June 27 is PTSD Awareness Day (US). PTSD is a reaction to a traumatic event with long-lasting symptoms that disrupt a person’s life. It may lead to job loss, relationship troubles and the deterioration of one’s overall health – among other issues.
PTSD affects individuals from all walks of life depending on their life experiences. Paramedics, police officers, firefighters, veterans and other front-line employees might be affected by the work they do. But other experiences such as a sudden or traumatic accident resulting in the death of a loved one, sexual violence (including assault or abuse), still births and miscarriages later in the gestation period, and/or experiencing a serious injury may also bring on PTSD or significant symptoms of same. Other traumatic events may include natural disasters, war or conflict and being a victim of crime.
PSTD is considered a mental health disorder. Symptoms of PTSD may include re-experiencing the traumatic event through vivid nightmares, flashbacks or excessive thoughts of the event. Oftentimes, people may experience a change in their thoughts and mood – at times expressed through irritability and feeling ‘on edge’ or nervous. Some people may be startled easily, have a hard time concentrating or experience difficulties with sleep. Generally, an individual who suffers from PTSD may often feel like something terrible is about to happen and may experience a disassociation with self and their environment.

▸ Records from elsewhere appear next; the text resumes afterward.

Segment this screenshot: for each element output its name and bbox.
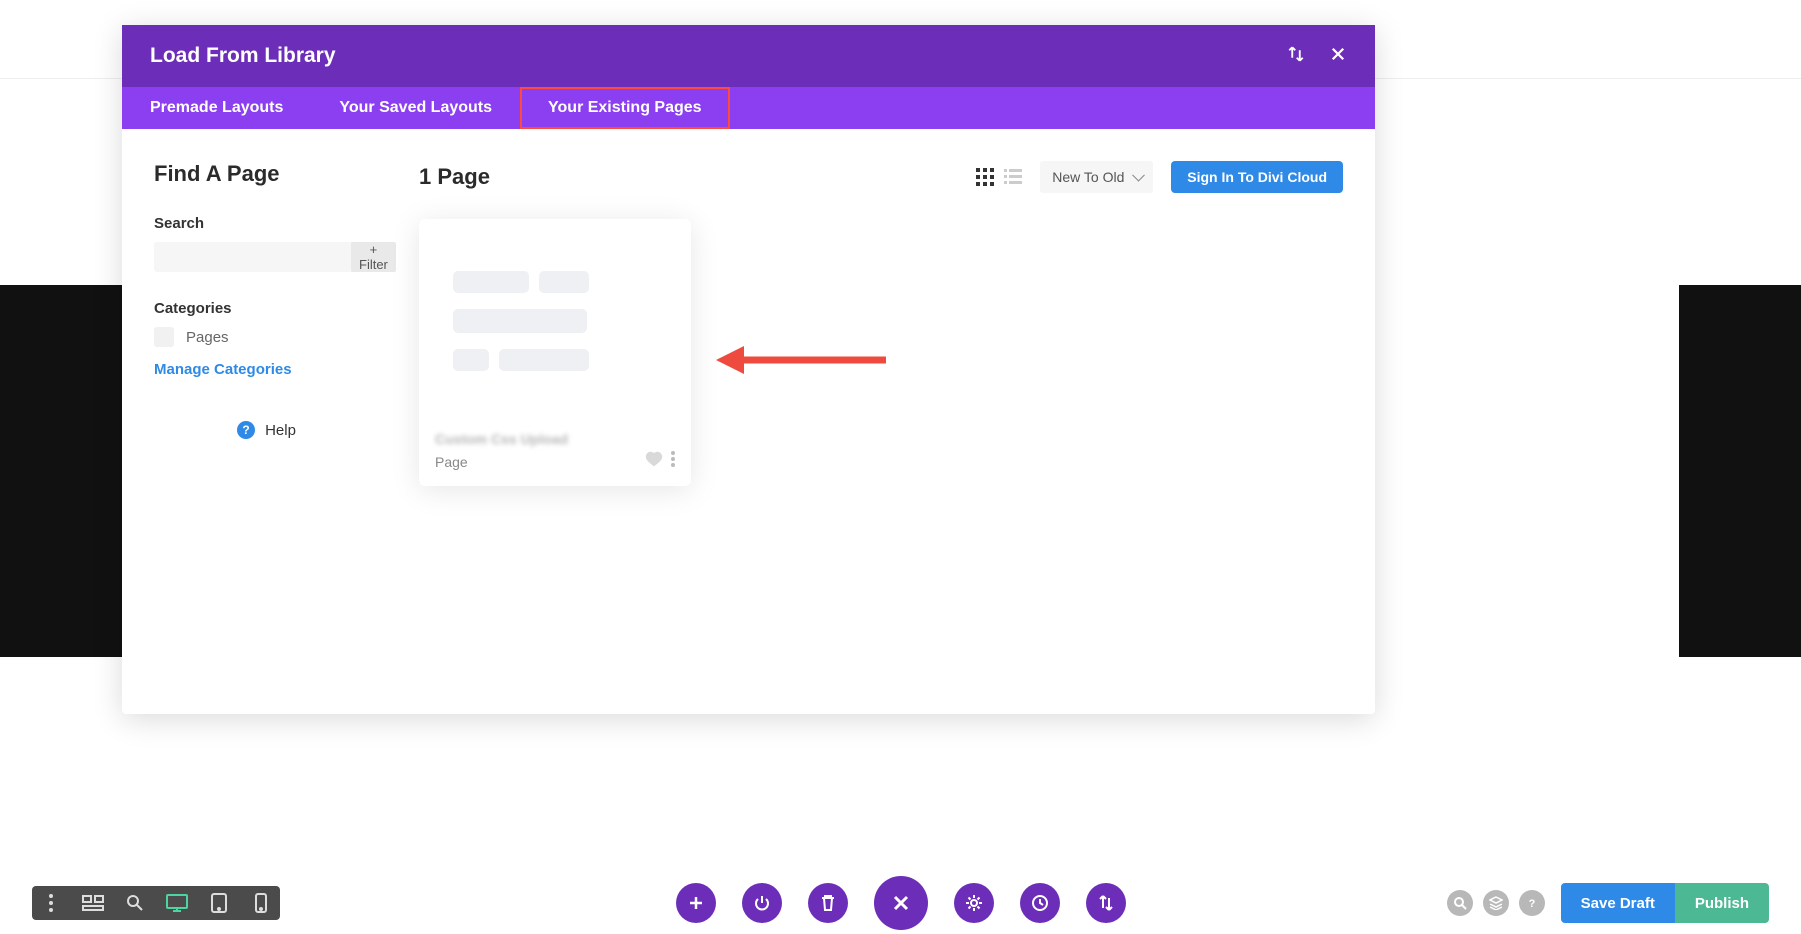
tab-premade-layouts[interactable]: Premade Layouts	[122, 87, 311, 129]
grid-view-icon[interactable]	[976, 168, 994, 186]
library-content: 1 Page New To Old	[419, 161, 1343, 486]
help-small-icon[interactable]: ?	[1519, 890, 1545, 916]
card-preview	[419, 219, 691, 421]
zoom-icon[interactable]	[124, 892, 146, 914]
page-card[interactable]: Custom Css Upload Page	[419, 219, 691, 486]
tab-your-saved-layouts[interactable]: Your Saved Layouts	[311, 87, 520, 129]
tab-your-existing-pages[interactable]: Your Existing Pages	[520, 87, 730, 129]
category-row-pages: Pages	[154, 327, 379, 347]
publish-button[interactable]: Publish	[1675, 883, 1769, 923]
content-header: 1 Page New To Old	[419, 161, 1343, 193]
modal-header-actions	[1287, 45, 1347, 68]
search-row: + Filter	[154, 242, 379, 272]
help-label: Help	[265, 422, 296, 439]
category-checkbox-pages[interactable]	[154, 327, 174, 347]
search-small-icon[interactable]	[1447, 890, 1473, 916]
clear-layout-button[interactable]	[808, 883, 848, 923]
list-view-icon[interactable]	[1004, 168, 1022, 186]
modal-tabs: Premade Layouts Your Saved Layouts Your …	[122, 87, 1375, 129]
help-row[interactable]: ? Help	[154, 421, 379, 439]
wireframe-view-icon[interactable]	[82, 892, 104, 914]
signin-divi-cloud-button[interactable]: Sign In To Divi Cloud	[1171, 161, 1343, 193]
power-load-button[interactable]	[742, 883, 782, 923]
responsive-toolbar	[32, 886, 280, 920]
card-subtitle: Page	[435, 454, 468, 470]
search-input[interactable]	[154, 242, 351, 272]
card-footer: Custom Css Upload Page	[419, 421, 691, 486]
page-count-title: 1 Page	[419, 164, 490, 190]
center-toolbar	[676, 876, 1126, 930]
view-toggle	[976, 168, 1022, 186]
backdrop-left	[0, 285, 122, 657]
card-kebab-icon[interactable]	[671, 451, 675, 472]
toolbar-kebab-icon[interactable]	[40, 892, 62, 914]
sort-select[interactable]: New To Old	[1040, 161, 1153, 193]
svg-text:?: ?	[1528, 898, 1535, 910]
save-button-group: Save Draft Publish	[1561, 883, 1769, 923]
content-controls: New To Old Sign In To Divi Cloud	[976, 161, 1343, 193]
save-draft-button[interactable]: Save Draft	[1561, 883, 1675, 923]
close-builder-button[interactable]	[874, 876, 928, 930]
portability-icon[interactable]	[1287, 45, 1305, 68]
builder-bottom-bar: ? Save Draft Publish	[0, 872, 1801, 934]
history-button[interactable]	[1020, 883, 1060, 923]
modal-title: Load From Library	[150, 44, 336, 68]
categories-label: Categories	[154, 300, 379, 317]
filter-button[interactable]: + Filter	[351, 242, 396, 272]
layers-icon[interactable]	[1483, 890, 1509, 916]
category-label-pages: Pages	[186, 329, 229, 346]
page-settings-button[interactable]	[954, 883, 994, 923]
backdrop-right	[1679, 285, 1801, 657]
add-section-button[interactable]	[676, 883, 716, 923]
portability-button[interactable]	[1086, 883, 1126, 923]
library-modal: Load From Library Premade Layouts Your S…	[122, 25, 1375, 714]
find-page-title: Find A Page	[154, 161, 379, 187]
desktop-view-icon[interactable]	[166, 892, 188, 914]
favorite-icon[interactable]	[645, 451, 663, 472]
sort-wrap: New To Old	[1040, 161, 1153, 193]
right-toolbar: ? Save Draft Publish	[1447, 883, 1769, 923]
card-title: Custom Css Upload	[435, 431, 675, 447]
search-label: Search	[154, 215, 379, 232]
modal-body: Find A Page Search + Filter Categories P…	[122, 129, 1375, 518]
help-icon: ?	[237, 421, 255, 439]
library-sidebar: Find A Page Search + Filter Categories P…	[154, 161, 379, 486]
manage-categories-link[interactable]: Manage Categories	[154, 361, 292, 378]
phone-view-icon[interactable]	[250, 892, 272, 914]
tablet-view-icon[interactable]	[208, 892, 230, 914]
close-icon[interactable]	[1329, 45, 1347, 68]
modal-header: Load From Library	[122, 25, 1375, 87]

Many of the clients that I represent experience either significant symptoms of PTSD or have been diagnosed fully with PTSD and unfortunately have been denied short or long term disability benefits. Without proper care – medication, counselling and/or support groups – individuals may resort to alcohol or drugs as a way to cope. Getting the right support and treatment is paramount. Without their disability benefits, the ability to afford such treatment is next to impossible for most.